There are, however, always scientists who are less constrained by old cultural biases. Daryl Bem, a renowned Cornell professor, has followed the evidence and risked his reputation publishing on Psi experiments, while other great researchers are working mostly outside orthodox science, such as Rupert Sheldrake and  Dean Radin. This century old paradigm shift has stalled some, but it is still the way forward for science.

Why can’t consciousness have quantum experiences? Haven’t you ever felt there was more to the world than meets the eye? That’s because there is. Like a sea otter floating on its back who has never rolled over, we are floating in a quantum mechanical sea of resources just out of range of our physical senses, but which support us.

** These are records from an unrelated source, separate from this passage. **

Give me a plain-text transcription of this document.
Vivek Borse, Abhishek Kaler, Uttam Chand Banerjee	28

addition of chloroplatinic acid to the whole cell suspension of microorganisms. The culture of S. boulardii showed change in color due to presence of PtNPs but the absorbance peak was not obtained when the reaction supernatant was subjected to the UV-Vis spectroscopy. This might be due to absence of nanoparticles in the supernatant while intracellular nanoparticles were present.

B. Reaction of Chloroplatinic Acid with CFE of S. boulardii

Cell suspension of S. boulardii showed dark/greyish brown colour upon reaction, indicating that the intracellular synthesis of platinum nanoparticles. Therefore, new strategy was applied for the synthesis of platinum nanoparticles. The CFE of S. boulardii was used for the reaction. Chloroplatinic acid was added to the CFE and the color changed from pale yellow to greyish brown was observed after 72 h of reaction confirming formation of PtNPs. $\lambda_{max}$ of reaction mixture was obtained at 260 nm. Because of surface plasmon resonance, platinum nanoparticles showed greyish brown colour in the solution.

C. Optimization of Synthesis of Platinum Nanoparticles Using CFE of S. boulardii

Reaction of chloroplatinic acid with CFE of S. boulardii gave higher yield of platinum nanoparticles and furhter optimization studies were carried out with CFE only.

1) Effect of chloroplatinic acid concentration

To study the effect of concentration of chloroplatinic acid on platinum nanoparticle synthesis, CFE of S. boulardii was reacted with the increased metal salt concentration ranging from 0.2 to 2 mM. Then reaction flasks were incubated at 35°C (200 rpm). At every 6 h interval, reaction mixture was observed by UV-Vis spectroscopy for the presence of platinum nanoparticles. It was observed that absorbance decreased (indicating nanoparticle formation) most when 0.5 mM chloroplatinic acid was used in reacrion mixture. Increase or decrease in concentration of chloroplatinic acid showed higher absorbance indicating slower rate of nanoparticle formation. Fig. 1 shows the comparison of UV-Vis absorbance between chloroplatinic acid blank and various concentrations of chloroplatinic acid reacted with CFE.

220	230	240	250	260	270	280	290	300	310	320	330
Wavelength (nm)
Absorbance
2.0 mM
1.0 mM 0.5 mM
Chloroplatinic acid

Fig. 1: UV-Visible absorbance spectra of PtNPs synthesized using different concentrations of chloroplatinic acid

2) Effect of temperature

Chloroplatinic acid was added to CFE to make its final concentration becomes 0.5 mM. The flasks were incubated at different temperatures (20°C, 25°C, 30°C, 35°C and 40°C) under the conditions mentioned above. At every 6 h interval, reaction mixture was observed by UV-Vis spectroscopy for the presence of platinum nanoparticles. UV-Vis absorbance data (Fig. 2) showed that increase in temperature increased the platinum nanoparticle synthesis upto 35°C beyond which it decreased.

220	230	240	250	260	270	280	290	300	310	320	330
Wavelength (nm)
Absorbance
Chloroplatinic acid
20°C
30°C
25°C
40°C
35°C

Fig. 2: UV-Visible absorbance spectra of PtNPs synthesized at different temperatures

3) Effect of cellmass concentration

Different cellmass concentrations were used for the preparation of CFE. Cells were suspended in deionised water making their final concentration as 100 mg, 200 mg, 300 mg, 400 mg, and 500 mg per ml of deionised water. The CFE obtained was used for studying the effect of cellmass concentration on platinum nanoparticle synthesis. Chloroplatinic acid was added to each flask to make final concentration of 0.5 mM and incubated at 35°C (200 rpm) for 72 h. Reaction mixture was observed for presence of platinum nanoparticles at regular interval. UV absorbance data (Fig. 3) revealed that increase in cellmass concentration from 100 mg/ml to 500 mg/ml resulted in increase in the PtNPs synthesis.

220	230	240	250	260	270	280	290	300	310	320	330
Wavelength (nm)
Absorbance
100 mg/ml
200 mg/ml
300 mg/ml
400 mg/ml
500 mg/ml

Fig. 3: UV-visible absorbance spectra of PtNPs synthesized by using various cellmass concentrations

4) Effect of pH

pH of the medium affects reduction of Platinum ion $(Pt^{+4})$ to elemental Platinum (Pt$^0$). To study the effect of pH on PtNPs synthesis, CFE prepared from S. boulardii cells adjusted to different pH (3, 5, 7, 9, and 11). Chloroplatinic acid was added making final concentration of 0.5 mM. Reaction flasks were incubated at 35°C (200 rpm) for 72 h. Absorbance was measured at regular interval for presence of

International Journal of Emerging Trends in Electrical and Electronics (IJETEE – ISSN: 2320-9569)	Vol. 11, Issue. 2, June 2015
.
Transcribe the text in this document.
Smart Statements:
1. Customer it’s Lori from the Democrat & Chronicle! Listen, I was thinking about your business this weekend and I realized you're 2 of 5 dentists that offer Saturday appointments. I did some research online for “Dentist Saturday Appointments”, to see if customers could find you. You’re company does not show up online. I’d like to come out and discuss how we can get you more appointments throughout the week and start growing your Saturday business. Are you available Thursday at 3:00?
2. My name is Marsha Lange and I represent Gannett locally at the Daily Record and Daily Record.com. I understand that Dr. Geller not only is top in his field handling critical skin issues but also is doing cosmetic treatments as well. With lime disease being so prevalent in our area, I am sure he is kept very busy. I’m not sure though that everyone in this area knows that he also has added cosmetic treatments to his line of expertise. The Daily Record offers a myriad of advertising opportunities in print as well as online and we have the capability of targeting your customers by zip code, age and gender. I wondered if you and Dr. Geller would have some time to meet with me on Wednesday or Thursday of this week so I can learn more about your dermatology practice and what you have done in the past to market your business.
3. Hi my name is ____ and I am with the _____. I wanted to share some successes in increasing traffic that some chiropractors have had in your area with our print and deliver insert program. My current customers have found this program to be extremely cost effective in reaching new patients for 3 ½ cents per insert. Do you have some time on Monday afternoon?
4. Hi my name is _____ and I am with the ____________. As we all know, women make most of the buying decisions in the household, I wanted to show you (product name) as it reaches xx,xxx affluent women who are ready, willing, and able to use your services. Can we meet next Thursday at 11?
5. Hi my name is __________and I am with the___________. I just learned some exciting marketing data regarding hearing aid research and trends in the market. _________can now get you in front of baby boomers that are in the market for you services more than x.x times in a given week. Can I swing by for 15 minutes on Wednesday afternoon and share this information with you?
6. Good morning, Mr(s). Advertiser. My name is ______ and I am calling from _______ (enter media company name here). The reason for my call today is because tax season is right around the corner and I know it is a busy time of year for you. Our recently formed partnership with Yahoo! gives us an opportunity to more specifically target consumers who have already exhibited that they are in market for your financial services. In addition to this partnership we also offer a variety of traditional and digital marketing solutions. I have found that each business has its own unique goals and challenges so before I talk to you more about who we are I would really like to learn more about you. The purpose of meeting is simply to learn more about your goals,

We only see the classical world, and ignore our quantum substrate.

Scientific Materialism says consciousness arises from matter (mass-energy), therefore it can only behave like matter. It can never experience, or move, or gain knowledge in any quantum way. But we now know matter itself arises from quantum fields. So why do they still insist that consciousness only follow the classical rules of matter? Because they don’t understand what consciousness is, and they’re being conservative.

Consciousness is not matter or energy, it’s an entirely different thing. Isn’t it possible that consciousness has a nonlocal side? For thousands of years meditators have described nonlocal experiences. Mainstream science seems convinced this is impossible, otherwise they would be doing it themselves.